3. Specialized PMMs - Pricing and packaging often lives in product marketing and requires a specific skillset, as does competitive intel. Often times sales enablement can also live under PMM in a smaller organization but as the organization grows the enablement org will typically sit under the sales team.

429 Views
Clare Hegg
Clare Hegg
Skopenow Director of Product MarketingAugust 18

I've seen it work in many different ways. It's usually dependent upon where the PMM org lives, and what the other organizations look like along side of it. If it's in Marketing, it's very dependent on who the leader of marketing is. If it's in Product Management, it's usually broken out by product or vertical. I'm currently building up the team at Socrata, so we're broken out more by strategy vs. execusion and a person who owns the website. We'll go to a more verticalized approach as we expand. We live within Marketing, but I report to the SVP of Marketing/Biz Dev and there's a separate Director of Marketing who runs Demand Gen and Customer Marketing. 

1537 Views
Kristen Ribero
Kristen Ribero
Greenplaces VP MarketingJuly 18

In my experience, it varies based on your product portfolio/customer segments...


When my company had only 1 product we were separated by function (i.e. pricing/packaging, sales enablement, product launches, market research, etc.), but in other companies we were focused on segment (enterprise vs SMB product marketing and then had teams that supported us).


Other roles that i've seen in smaller companies - customer marketing, content, even PR/AR (bc product marketing is usually the keeper of the message)

2139 Views
Tracy Montour
Tracy Montour
HiredScore Head of Product MarketingJuly 26

Like many have said here, Product Marketing org structures can be vastly different.
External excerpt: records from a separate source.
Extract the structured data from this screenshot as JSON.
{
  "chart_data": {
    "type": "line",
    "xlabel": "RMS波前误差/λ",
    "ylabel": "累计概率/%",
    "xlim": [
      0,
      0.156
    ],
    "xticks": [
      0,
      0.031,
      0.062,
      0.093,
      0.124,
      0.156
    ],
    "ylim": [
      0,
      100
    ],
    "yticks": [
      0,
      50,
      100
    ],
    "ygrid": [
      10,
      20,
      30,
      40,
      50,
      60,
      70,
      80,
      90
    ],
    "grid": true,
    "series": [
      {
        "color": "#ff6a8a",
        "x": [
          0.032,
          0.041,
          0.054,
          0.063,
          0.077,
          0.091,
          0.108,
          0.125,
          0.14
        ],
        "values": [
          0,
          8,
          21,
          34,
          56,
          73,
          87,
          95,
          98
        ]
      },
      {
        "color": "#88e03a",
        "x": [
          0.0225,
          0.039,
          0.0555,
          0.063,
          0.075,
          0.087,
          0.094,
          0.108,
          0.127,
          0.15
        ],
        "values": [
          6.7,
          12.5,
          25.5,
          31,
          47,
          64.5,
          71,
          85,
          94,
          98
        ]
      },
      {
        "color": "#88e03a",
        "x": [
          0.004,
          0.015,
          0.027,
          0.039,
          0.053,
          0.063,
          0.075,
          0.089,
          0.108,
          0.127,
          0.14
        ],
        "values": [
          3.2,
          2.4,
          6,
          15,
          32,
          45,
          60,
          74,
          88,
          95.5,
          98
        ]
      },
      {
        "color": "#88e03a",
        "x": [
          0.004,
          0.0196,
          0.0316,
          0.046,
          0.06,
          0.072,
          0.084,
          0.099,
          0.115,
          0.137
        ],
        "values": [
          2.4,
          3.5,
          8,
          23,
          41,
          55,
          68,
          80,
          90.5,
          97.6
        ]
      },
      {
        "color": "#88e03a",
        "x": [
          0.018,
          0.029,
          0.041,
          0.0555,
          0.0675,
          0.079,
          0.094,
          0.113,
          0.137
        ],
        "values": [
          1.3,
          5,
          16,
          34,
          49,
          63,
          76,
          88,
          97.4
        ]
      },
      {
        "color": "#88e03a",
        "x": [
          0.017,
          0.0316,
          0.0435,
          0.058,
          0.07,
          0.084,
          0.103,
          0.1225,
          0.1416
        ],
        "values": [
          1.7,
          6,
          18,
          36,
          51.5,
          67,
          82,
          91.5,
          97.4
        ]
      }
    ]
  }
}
I believe the organizational structure starts with where Product Marketing sits in the org. Traditionally, there are three options for this: marketing, product, and reporting directly to the CEO. In my experience, PMM teams that report outside of marketing are more likely to be aligned to product strategy and the strategic roadmap planning and therefore might reflect a similar structure as the Product Management org (by product line, solution, vertical, etc). It's important to look at the needs of the company, the size of the PMM team, and how the product is positioned in the market. 

The short answer is there is no "right" answer.